Some estimates peg about 50 percent of health care problems on bad genetics or accidents, the Director of the Connected Health Center, Dr. Joseph Kvedar noted during his closing remarks at the Connected Health Symposium in Boston on Wednesday.
"Those are the types of patients that politicians [love to point to] and ask providers: Why would you want to deny that patient care? The other 50 percent of health care problems result from patients who have been irresponsible," Kvedar said. "No one wants to talk about that. We need to find ways -- both societally and in our businesses -- to hold people accountable [for being irresponsible with their own health], but if we don't and we continue on our merry way of believing that every one is a victim, then we won't accomplish the vision discussed here today. That's hard for politicians to do and it's hard for us to do, but we have to do it."
Kvedar may have spoken softly, but his words were clear: We need to carry a big stick.
How did we, as a society, largely stamp out smoking as a socially acceptable activity? Panelists throughout the day invoked the decades long campaign toward smoking cessation and hinted that those people who make irresponsible health decisions need to be poked, prodded, nudged and shamed into making healthier decisions beyond just not smoking.
Earlier this month we wrote about Safeway's practice of giving employees discounts on their health insurance for having certain body mass indexes, quitting smoking, controlling hypertension or lowering their cholesterol. According to the original NPR report, organizations, including the American Heart Association and the American Cancer Society, argue that incentives programs like Safeway's let healthy employees pay less for health care while discriminating against those who may have pre-existing conditions or a different socioeconomic status.
While the groups make a fair criticism of Safeway's plan, they are also making Kvedar's point: Maybe 50 percent of those people who won't receive bonuses from Safeway had pre-existing conditions, but what about the other half who are make poor health decisions?
"Yes, we need to hold people accountable, but I'm not sure how that can be done. I am sure it will be done eventually, but it may be done with significant negative consequences for certain populations," Deepak Ayyagari, Director, Technology Programs, Sharp Laboratories opined during a panel session following Kvedar's remarks. You cannot penalize someone for not being able to afford a salad and choosing to buy a Big Mac instead, Ayyagari said.

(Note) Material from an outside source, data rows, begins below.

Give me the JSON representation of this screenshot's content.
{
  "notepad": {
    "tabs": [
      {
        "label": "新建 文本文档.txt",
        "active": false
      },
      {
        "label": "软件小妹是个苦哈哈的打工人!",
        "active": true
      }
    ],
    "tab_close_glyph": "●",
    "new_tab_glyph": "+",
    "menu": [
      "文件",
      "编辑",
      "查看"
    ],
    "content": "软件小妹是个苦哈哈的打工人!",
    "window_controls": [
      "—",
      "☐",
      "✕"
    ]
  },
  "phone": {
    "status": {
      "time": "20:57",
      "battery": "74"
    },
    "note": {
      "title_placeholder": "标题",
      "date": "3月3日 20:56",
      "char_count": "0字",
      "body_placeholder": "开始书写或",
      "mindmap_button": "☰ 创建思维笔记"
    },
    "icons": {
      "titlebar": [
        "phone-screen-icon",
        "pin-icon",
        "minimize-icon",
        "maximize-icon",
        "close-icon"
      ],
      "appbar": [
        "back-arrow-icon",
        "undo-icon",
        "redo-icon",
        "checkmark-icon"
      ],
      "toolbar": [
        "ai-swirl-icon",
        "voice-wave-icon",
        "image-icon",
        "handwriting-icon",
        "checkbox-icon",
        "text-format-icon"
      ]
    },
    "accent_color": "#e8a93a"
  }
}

"Maybe we need a Big Mac tax and a salad subsidy," Verizon's newly appointed Chief Medical Officer Dr. Peter Tibbett American Telemedicine Association CEO Jon Linkous quipped.
UPDATE: The ATA's Jon Linkous actually made the Big Mac tax/salad subsidy joke on-stage at the event yesterday. Apologies for the confusion. For the record, Verizon's newly appointed Chief Medical Officer Peter Tibbett also got a few laughs from the crowd.